Out of Order!

by | Mar 27, 2024 | Family Law, Judges

Recently, I passed by a bathroom with a prominent sign on the door, “OUT OF ORDER.” I know what that means. The toilet isn’t working. It isn’t successfully removing the effluent like it is supposed to. This means that the room doesn’t function as it is supposed to. It is presently a worthless room and perhaps even worse.

In my line of work we use that same phrase somewhat differently. Whenever a party or a witness or even an attorney gets sufficiently off the mark, out of line, strays from the efficient process that can make our elaborate system actually work, a judge might pound his or her gavel and proclaim, “OUT OF ORDER!” There is an order of things expected, required, both in decorum and in process. There is an order of things required to allow this elaborate system to actually work. When a witness or a party or even an attorney strays too far from that decorum or that process they are indeed out of order and they are to be called on it.

But that’s not the only time my line of work that something can be out of order. Sometimes judges can be out of order, too.

Judges have a job to do. In the State system they are elected servants. (In the Federal system they are appointed for life.) They are elected to do a specific job. Their job is to administer justice which means a number of things. It means playing referee at trials. It means making just decisions. It means keeping their dockets (their assigned cases) moving along at a reasonable clip, to their conclusion. It also means rendering decisions within a reasonable time after the conclusion of the hearing or the trial.

Judges must make reasoned decisions within a reasonable period of time after the conclusion of the hearing or the trial. The better judges realize that trials are a big deal to the parties (who are often their constituents) and that the resolution to those cases cannot come until the judge enters his or her ruling telling the parties what the judge found to be true and not true and how the parties’ lives will continue after the trial. The better judges realize that, until an order is issued, the parties don’t know what will happen, don’t know the outcome. Their anxiety ramps up day by day. The probability of something bad happening between the parties in this interim purgatory is high. The better judges care about the parties (who are often their constituents) and work diligently on the court’s order so that the parties can have closure and direction sooner rather than later.

The less than better judges don’t. They leave the parties twisting in the wind until the time the judge finally decides to reveal their decision. The less than better judges aren’t concerned about the stress the parties go through as they await the decision, week by week, month by month (or month by month by month by month, ad infinitum). The less than better judges aren’t concerned with the damage that pending in purgatory, a lack of closure, does to the parties, their children, their families, their community.

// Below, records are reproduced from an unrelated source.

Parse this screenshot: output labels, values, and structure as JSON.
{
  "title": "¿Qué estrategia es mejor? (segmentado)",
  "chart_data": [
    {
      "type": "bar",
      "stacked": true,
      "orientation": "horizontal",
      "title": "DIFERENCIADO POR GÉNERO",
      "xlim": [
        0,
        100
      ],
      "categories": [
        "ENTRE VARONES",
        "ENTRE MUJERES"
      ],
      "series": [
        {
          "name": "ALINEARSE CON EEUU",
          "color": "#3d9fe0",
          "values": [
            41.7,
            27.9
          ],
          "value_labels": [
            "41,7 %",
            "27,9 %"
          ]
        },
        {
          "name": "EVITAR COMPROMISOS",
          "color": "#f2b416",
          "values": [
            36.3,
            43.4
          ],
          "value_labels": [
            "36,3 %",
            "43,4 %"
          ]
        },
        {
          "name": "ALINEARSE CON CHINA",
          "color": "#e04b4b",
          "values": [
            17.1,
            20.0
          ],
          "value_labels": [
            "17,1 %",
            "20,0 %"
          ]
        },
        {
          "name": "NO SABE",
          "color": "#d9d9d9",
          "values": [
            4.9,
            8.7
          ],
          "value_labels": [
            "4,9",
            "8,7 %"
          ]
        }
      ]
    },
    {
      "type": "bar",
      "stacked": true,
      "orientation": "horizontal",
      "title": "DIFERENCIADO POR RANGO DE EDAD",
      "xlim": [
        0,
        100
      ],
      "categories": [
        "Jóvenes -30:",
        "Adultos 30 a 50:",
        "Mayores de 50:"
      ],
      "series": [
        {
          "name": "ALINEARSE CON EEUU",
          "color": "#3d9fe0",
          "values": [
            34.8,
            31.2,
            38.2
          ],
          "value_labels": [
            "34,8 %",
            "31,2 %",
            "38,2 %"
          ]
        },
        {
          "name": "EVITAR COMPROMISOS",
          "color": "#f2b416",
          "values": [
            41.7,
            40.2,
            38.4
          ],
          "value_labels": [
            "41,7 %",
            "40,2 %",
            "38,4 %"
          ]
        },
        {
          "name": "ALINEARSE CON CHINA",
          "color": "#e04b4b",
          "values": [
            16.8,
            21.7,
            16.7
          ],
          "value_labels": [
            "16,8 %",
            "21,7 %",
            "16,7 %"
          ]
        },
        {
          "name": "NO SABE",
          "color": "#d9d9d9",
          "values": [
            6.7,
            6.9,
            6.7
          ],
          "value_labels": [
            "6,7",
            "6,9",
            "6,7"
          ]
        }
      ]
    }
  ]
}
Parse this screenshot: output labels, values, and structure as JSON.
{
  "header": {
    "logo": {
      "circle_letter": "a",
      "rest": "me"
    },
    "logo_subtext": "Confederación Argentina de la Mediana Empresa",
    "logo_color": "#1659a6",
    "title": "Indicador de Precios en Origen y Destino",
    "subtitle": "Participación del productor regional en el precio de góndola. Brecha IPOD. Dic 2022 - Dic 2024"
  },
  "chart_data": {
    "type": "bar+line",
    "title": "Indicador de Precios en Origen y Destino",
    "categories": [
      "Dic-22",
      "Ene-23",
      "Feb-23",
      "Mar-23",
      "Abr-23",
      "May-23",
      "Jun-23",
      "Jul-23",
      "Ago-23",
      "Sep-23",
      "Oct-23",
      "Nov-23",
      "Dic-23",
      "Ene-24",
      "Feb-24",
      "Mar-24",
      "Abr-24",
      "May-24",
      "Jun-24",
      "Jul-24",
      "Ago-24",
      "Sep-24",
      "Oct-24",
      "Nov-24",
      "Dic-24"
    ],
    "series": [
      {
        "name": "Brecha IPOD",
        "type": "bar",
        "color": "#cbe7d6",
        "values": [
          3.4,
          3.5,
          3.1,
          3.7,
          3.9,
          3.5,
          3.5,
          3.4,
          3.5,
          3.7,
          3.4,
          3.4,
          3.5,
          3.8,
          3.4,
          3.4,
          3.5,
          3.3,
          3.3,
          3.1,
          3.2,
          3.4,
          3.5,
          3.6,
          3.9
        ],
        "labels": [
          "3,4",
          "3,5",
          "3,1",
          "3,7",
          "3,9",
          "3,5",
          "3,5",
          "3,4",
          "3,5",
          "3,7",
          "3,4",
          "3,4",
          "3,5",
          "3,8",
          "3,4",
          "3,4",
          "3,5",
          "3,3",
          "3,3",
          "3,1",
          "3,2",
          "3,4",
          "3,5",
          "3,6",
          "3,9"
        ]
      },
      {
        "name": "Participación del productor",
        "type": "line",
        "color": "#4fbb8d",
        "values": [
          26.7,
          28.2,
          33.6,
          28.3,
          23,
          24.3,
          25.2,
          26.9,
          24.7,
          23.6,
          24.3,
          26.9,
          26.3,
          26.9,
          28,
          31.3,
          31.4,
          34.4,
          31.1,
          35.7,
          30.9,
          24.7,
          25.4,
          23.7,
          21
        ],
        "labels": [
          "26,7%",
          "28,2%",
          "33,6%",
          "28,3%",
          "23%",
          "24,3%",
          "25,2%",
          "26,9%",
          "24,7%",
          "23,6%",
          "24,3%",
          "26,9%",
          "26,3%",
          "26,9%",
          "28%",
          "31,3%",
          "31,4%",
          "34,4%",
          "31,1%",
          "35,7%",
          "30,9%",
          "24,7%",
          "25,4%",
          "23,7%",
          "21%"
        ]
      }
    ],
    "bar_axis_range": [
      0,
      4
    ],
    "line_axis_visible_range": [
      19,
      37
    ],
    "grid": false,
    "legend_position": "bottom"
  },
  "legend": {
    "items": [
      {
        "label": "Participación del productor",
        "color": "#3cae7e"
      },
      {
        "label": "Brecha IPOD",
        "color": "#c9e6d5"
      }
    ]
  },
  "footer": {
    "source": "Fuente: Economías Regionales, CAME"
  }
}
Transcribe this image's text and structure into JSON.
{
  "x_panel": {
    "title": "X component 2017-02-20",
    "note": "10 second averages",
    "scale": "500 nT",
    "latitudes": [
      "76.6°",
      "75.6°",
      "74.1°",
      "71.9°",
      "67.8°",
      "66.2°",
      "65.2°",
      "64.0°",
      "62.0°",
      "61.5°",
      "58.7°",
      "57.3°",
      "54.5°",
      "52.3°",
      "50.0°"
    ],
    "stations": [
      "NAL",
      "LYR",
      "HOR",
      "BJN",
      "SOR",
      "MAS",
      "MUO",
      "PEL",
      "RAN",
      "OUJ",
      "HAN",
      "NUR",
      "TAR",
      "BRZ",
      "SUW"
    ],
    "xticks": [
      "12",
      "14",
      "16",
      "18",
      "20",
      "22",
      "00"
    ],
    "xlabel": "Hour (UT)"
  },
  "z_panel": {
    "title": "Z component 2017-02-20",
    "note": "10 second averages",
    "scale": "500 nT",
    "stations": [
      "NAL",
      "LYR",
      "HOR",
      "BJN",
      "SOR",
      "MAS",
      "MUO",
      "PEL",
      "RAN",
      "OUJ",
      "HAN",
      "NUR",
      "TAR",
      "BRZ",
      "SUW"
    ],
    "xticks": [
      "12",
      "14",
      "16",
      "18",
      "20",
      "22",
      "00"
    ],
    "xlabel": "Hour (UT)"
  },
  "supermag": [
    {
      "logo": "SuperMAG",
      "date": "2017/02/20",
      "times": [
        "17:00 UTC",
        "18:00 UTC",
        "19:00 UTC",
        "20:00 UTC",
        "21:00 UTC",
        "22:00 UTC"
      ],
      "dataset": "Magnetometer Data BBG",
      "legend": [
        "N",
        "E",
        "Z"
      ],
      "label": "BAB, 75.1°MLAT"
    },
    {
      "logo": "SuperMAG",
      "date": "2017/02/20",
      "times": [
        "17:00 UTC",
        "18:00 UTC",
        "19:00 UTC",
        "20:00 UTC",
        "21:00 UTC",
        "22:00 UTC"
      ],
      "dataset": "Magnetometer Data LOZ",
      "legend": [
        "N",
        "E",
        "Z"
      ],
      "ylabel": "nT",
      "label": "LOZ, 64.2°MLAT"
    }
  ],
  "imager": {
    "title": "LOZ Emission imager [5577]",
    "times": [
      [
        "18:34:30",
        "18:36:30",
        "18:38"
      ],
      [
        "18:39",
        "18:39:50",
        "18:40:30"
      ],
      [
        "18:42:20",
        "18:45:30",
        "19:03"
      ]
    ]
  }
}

Once upon a time (a decade or more ago) the Fulton Daily Reporter disclosed how many cases each given judge had on their docket and how old the oldest cases were. If the judge were of the sort who needed this kind of persuasion, the public humiliation of having old cases on the docket was enough to keep them pressing toward resolving cases. That outside pressure doesn’t exist now. The judges that are less than better have no one to tell them to speed it up, get it done, end the suffering. And so sometimes they don’t.

There is a legal mechanism to press for a decision. It is called a Writ of Mandamus. It’s basically a Motion to tell a judge to do their job. You can imagine how well that goes over when a party files such a motion. You can imagine how objective a less than better judge is when confronted with such a motion. Because of this, you can imagine how often a Writ of Mandamus is used. It’s kind of like saying, “Shoot me now! Get it over with.”

Please understand that most judges don’t conduct their affairs, ignore their responsibilities, like this. Most judges get their orders out and published in a fairly timely manner. The judges that do ignore their responsibilities stick out, not like sore thumbs but like toxic waste dumps, the damage of their lack of order spilling out across the land, polluting all that would be justice.

In that way, these courtrooms are like the toilet that is out of order. In this case, the courtroom doesn’t function as it is supposed to. It is a worthless room and definitely worse.

Judges have a lot on their plate and they are often underfunded. They often have too few and not particularly paid well staff. Also, there are too few judges to handle the population. Such is the current political climate of trying to make government dysfunctional. It is hard to be an efficient and compassionate judge under these circumstances.

I’m not ranting about those judges. I’m ranting about the ones who leave parties hanging for what seems like an eternity. I’m ranting about judges who seem to abide by no internal deadline of decency.

I’m ranting. I’m upset. I admit it. But there are parties that are hurting. There are judges who need to do their jobs. The parties (who are often the judges’ constituents) deserve it. Decency requires it. Justice lives by it.